Door County Trivia for Fun

Door County Trivia #1:

What does the phrase “Porte des Morts Passage” mean.

Answer: Early French explorers to Door County were inexperienced regarding the dangerous currents between Green Bay (the body of water, not the city) and Lake Michigan. These currents were especially unpredictable and strong in the relatively narrow strait between the Door County peninsula and Washing Island–a distance of just over three miles.

Further complicating the hazards were two small islands acting to funnel and disturb these currents even more. Consequently from 1679, when the French ship Griffin went down, to the 1910’s over a hundred ships met their end on the rocky shores or frigid depths earning the channel its French appellation which in English means “Door to the Way of Death.”

Door County Trivia: #2

Why could Death’ Door Strait be called the Fresh Water Bermuda Triangle?

Answer: This small body of fresh water has had more shipwrecks than any body of fresh water in the world, even rivaling many ocean sites for navigational mishaps.(source: Wikipedia)

Door County Trivia: #3

What time of the year is Death’s Door Strait the most dangerous and why?

Answer: From September to November winds and storms pick up all over the Great Lakes. In fact one of the most famous Great Lakes sailing tragedies was the sinking of the Edmund Fitzgerald, a 729ft. ore carrier (the largest on the Great Lakes) in Lake Superior off Whitefish point on November 10, 1975.

Gordon Lightfoot’s song immortalized the ship and crew. The Door Strait is situated less than 30miles north of the 45degree latitude and places it squarely between cold dry arctic air and warm humid air from the Gulf of Mexico. When these air masses clash strong winds and storms can result.
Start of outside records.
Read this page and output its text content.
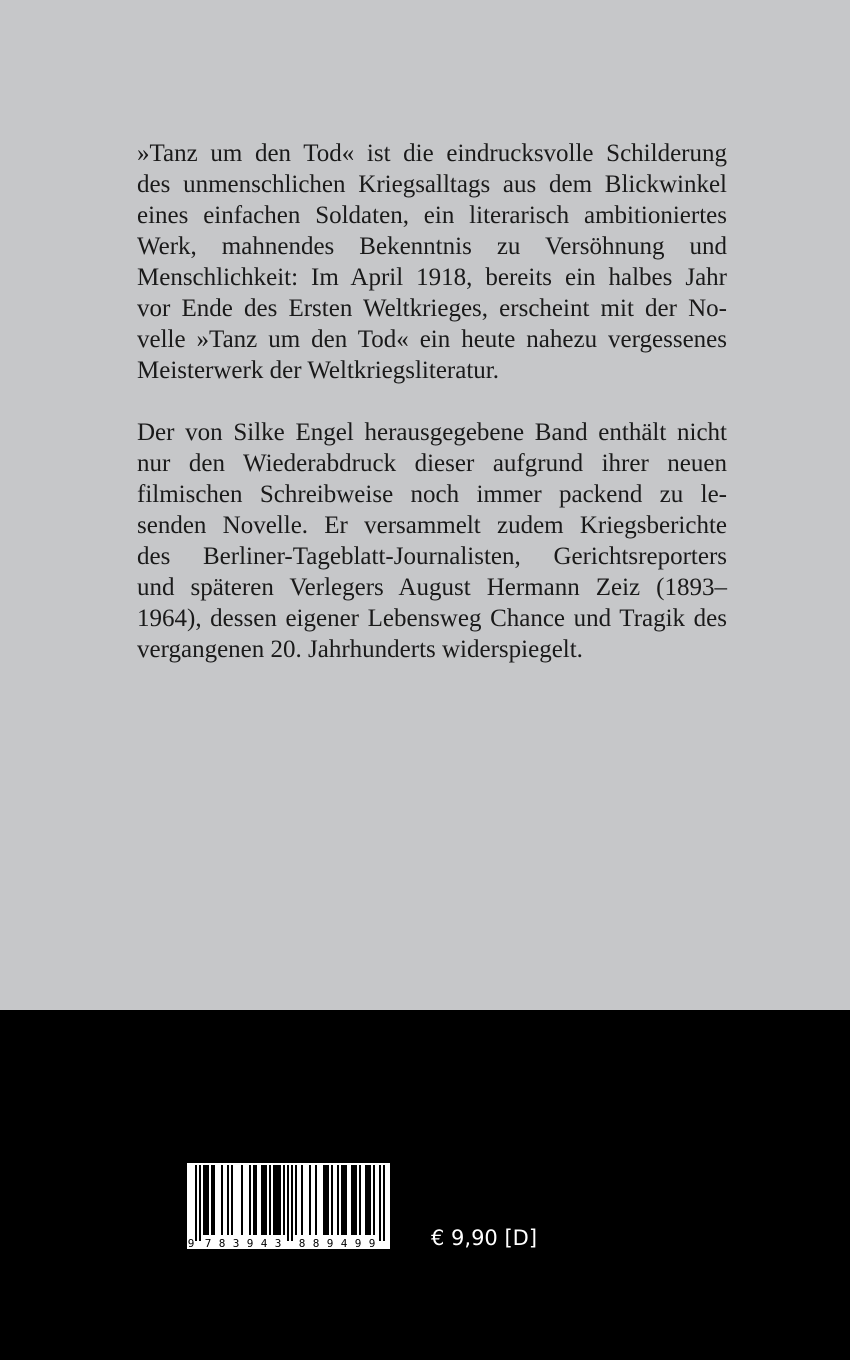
»Tanz um den Tod« ist die eindrucksvolle Schilderung
des unmenschlichen Kriegsalltags aus dem Blickwinkel
eines einfachen Soldaten, ein literarisch ambitioniertes
Werk, mahnendes Bekenntnis zu Versöhnung und
Menschlichkeit: Im April 1918, bereits ein halbes Jahr
vor Ende des Ersten Weltkrieges, erscheint mit der No-
velle »Tanz um den Tod« ein heute nahezu vergessenes
Meisterwerk der Weltkriegsliteratur.
Der von Silke Engel herausgegebene Band enthält nicht
nur den Wiederabdruck dieser aufgrund ihrer neuen
filmischen Schreibweise noch immer packend zu le-
senden Novelle. Er versammelt zudem Kriegsberichte
des Berliner-Tageblatt-Journalisten, Gerichtsreporters
und späteren Verlegers August Hermann Zeiz (1893–
1964), dessen eigener Lebensweg Chance und Tragik des
vergangenen 20. Jahrhunderts widerspiegelt.
9 7 8 3 9 4 3 8 8 9 4 9 9	€ 9,90 [D]
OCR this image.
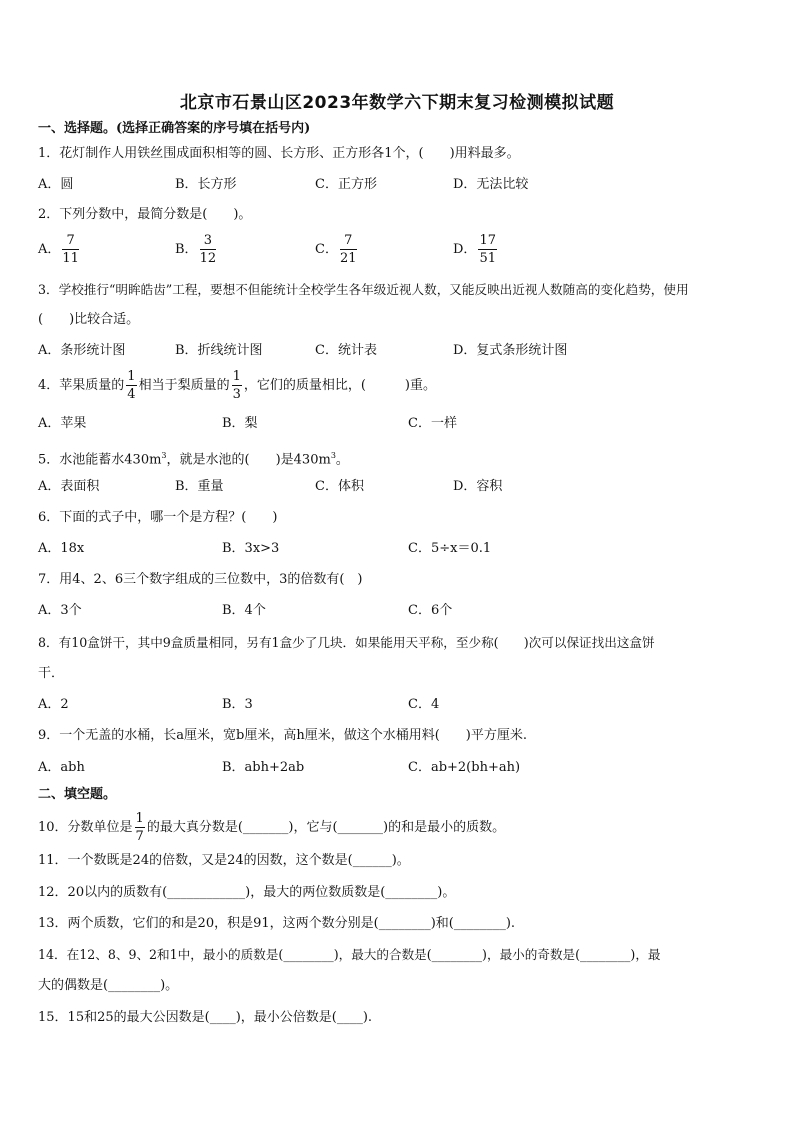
北京市石景山区2023年数学六下期末复习检测模拟试题
一、选择题。(选择正确答案的序号填在括号内)
1．花灯制作人用铁丝围成面积相等的圆、长方形、正方形各1个，(　　)用料最多。
A．圆	B．长方形	C．正方形	D．无法比较
2．下列分数中，最简分数是(　　)。
A． $\frac{7}{11}$	B． $\frac{3}{12}$	C． $\frac{7}{21}$	D． $\frac{17}{51}$
3．学校推行“明眸皓齿”工程，要想不但能统计全校学生各年级近视人数，又能反映出近视人数随高的变化趋势，使用
(　　)比较合适。
A．条形统计图	B．折线统计图	C．统计表	D．复式条形统计图
4．苹果质量的 $\frac{1}{4}$ 相当于梨质量的 $\frac{1}{3}$ ，它们的质量相比，(　　　)重。
A．苹果	B．梨	C．一样
5．水池能蓄水$430m^3$，就是水池的(　　)是$430m^3$。
A．表面积	B．重量	C．体积	D．容积
6．下面的式子中，哪一个是方程？(　　)
A．18x	B．3x>3	C．5÷x＝0.1
7．用4、2、6三个数字组成的三位数中，3的倍数有(　)
A．3个	B．4个	C．6个
8．有10盒饼干，其中9盒质量相同，另有1盒少了几块．如果能用天平称，至少称(　　)次可以保证找出这盒饼
干．
A．2	B．3	C．4
9．一个无盖的水桶，长a厘米，宽b厘米，高h厘米，做这个水桶用料(　　)平方厘米.
A．abh	B．abh+2ab	C．ab+2(bh+ah)
二、填空题。
10．分数单位是 $\frac{1}{7}$ 的最大真分数是(_______)，它与(_______)的和是最小的质数。
11．一个数既是24的倍数，又是24的因数，这个数是(______)。
12．20以内的质数有(____________)，最大的两位数质数是(________)。
13．两个质数，它们的和是20，积是91，这两个数分别是(________)和(________).
14．在12、8、9、2和1中，最小的质数是(________)，最大的合数是(________)，最小的奇数是(________)，最
大的偶数是(________)。
15．15和25的最大公因数是(____)，最小公倍数是(____).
When seasonal change occurs (fall and spring) the prevailing westerly winds of this latitude combined with the east-west orientation of the Strait give winds a natural pathway to grow waves and currents across the 25 miles of open water between the Strait and Michigan’s Upper Peninsula.

Door County Trivia: #4

What is the “seat” of Door County?

Answer: Sturgeon Bay, a city of about 10,000. It is located in the southern end of the county and was known for its ship building history although today pleasure boats far outnumber commercial vessels. These can often be seen when crossing the high Sturgeon Bay bridge carrying hiways 42 and 57 and bypassing the downtown.

Sturgeon Bay (not the city) is a natural bay almost disconnecting the northern portion of Door County from the greater Wisconsin land mass. In 1881 a 1.3 mile canal was dug allowing ships to pass from Green Bay (the city) to the open waters of Lake Michigan and thus avoiding the treacherous Door Strait and shortening the trip to Chicago by almost 70 miles.

Note: Sturgeon Bay is home of the Door County Visitor’s Bureau and has a great information center on Highway 57/42 just before the exit to downtown.

Door County Trivia: #5

What commendation did Midwest Living Magazine award to Door County?

Answer: The June 2007 issue of Midwest Living Magazine named Door County as the “Best Small Town Getaway”:

Who needs New England? The Midwest has its own coastal charm around the Great Lakes, and our top towns, located in Door County, are the best examples of it. The 80-mile-long Door Peninsula extends into Lake Michigan on Wisconsin’s east side, creating more than 300 miles of coastline. Tucked into this shore are lighthouses, 30 beaches, five state parks, golf courses and pretty towns seemingly plucked straight from a painting. Along the busier Green Bay side, it’s hard to tell where one white clapboard village wrapped around a blue harbor ends and another begins. But Ephraim (population: 349) and Fish Creek (population: 200), bookends to Peninsula State Park, epitomize what’s most appealing.